Avlon: India Trip is Newest Wingnut Conspiracy
The John Avlon writes:
“A lie can travel halfway round the world while the truth is putting on its shoes, ” Mark Twain once famously said. In the Internet age, the speed of a politically motivated lie is even faster—case in point, the Wingnuts’ fact-free, post-election pile-on over President Obama’s trip to India.
The conspiracy theory du jour is an alleged $2 billion price tag for the president’s trip, which would be offensive and imperial indeed if it had any basis in fact. But (almost) needless to say, it doesn’t.
Rep. Michele Bachmann first brought up the India trip expenses two days ago in response to a question from CNN’s Anderson Cooper about what budget cuts she would support.
But specific policy plans aren’t as satisfying as demagoguery, so she pivoted to attack mode.
“The president of the United States will be taking a trip over to India that is expected to cost the taxpayers $200 million a day,” she said. “He’s taking 2,000 people with him. He will be renting out over 870 rooms in India. And these are five-star hotel rooms at the Taj Mahal Palace Hotel. This is the kind of over-the-top spending... it’s a very small example, Anderson. And I think this is an example of the massive overspending that we have seen, not only just in the last two years, really in the last four. That’s what we saw at the ballot box last evening.”
Soon Glenn Beck was calling the business investment outreach trip “a vacation where you needed 34 warships and $2 billion.” Michael Savage described it as “this incredible royalist visit.” The talk-radio circuit and right-wing blogosphere was burning with manufactured outrage.
A political rumor usually takes hold in people’s minds because it surfs off a pre-existing negative narrative. In this case, the initial impulse builds off accusations of fiscal irresponsibility. But they quickly turn to “King Obama” assignations, which in this White House occupant’s case are not just arrogant out-of-touch elitists or even wannabe Third World dictators. He feels entitled. Entitled, get it?
Here’s El Rushbo’s take, filed under “Obama Family Feels Entitled to Lavish India Trip”:
“We had a caller with a good question regarding Obama’s trip to India: ‘Is he coming back or fleeing to exile?’ I have a different theory. I don’t know what are the policy reasons that Obama’s going to India. I have no idea. But the idea that you’re going to take 3,000 people and you’re booking over 500 rooms in a hotel and you’re taking 40 airplanes, what that tells me is that you have a guy and a family who thinks this nation owes ’em. And while they’re in a position to, they are going to live off of this country as much as they can. They are gonna get theirs. That’s what this tells me. No president has ever had anywhere close to 40 airplanes, 3,000 people, 500 rooms in one hotel. And that’s just one hotel, for a 10-day trip, $200 million a day. It’s never been done before. This is somebody that says, ‘It’s my turn. My turn, our turn to get what has been denied us all these years,’ that’s what I think.”

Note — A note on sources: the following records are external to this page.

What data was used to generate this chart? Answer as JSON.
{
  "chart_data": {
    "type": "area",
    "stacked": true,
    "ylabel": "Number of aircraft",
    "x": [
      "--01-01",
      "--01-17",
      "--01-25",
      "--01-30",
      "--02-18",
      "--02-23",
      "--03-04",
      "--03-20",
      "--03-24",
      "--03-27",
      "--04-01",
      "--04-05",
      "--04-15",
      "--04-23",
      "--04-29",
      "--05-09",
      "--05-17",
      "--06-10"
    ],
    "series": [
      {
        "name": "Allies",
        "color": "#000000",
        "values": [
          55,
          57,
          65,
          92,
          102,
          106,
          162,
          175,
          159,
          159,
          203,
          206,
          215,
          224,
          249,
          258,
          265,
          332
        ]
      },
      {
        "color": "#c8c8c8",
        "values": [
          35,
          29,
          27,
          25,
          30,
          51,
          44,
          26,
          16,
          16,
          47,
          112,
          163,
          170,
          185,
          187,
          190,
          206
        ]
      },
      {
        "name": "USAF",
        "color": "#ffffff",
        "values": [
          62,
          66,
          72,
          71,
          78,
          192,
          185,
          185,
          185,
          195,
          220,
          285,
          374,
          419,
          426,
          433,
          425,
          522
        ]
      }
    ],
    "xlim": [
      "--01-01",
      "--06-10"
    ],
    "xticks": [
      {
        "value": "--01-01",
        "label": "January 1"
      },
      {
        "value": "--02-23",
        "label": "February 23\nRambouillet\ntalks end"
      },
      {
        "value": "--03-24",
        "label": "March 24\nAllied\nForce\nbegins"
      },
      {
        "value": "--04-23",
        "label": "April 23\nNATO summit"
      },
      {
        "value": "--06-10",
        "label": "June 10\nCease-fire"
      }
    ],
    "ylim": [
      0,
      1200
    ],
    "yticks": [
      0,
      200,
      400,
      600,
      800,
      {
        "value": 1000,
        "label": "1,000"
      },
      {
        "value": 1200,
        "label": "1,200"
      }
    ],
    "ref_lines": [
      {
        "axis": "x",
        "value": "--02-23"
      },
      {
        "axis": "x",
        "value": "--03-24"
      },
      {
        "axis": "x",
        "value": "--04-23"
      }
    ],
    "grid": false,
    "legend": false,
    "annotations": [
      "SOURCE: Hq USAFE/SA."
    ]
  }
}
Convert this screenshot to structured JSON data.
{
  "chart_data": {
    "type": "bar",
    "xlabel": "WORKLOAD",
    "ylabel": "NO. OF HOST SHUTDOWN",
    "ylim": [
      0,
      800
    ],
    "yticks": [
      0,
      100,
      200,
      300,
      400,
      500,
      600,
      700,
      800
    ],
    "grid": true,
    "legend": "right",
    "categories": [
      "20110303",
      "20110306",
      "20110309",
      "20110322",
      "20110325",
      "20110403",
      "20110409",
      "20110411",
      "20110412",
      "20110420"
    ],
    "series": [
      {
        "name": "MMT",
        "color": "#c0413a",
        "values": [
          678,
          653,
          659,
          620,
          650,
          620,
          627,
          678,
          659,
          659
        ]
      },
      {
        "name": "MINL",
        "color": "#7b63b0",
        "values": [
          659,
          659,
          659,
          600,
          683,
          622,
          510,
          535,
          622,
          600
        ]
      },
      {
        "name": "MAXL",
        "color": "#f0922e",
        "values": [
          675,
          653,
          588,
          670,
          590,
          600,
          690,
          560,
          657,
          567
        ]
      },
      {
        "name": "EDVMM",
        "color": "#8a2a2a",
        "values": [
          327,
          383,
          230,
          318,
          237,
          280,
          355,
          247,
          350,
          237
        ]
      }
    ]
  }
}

Somehow, criticisms of the fictitious costs of the trip pivot to a sense of entitlement, with a hint of reparations—“you have a guy and a family who thinks this nation owes ’em…This is somebody that says, ‘It’s my turn. My turn, our turn to get what has been denied us all these years.’” It’s not just “the affirmative action” presidency, as some folks on the far right have called President Obama—it’s the president as welfare queen, living it up on the taxpayers’ dime, motivated by a sense of revenge.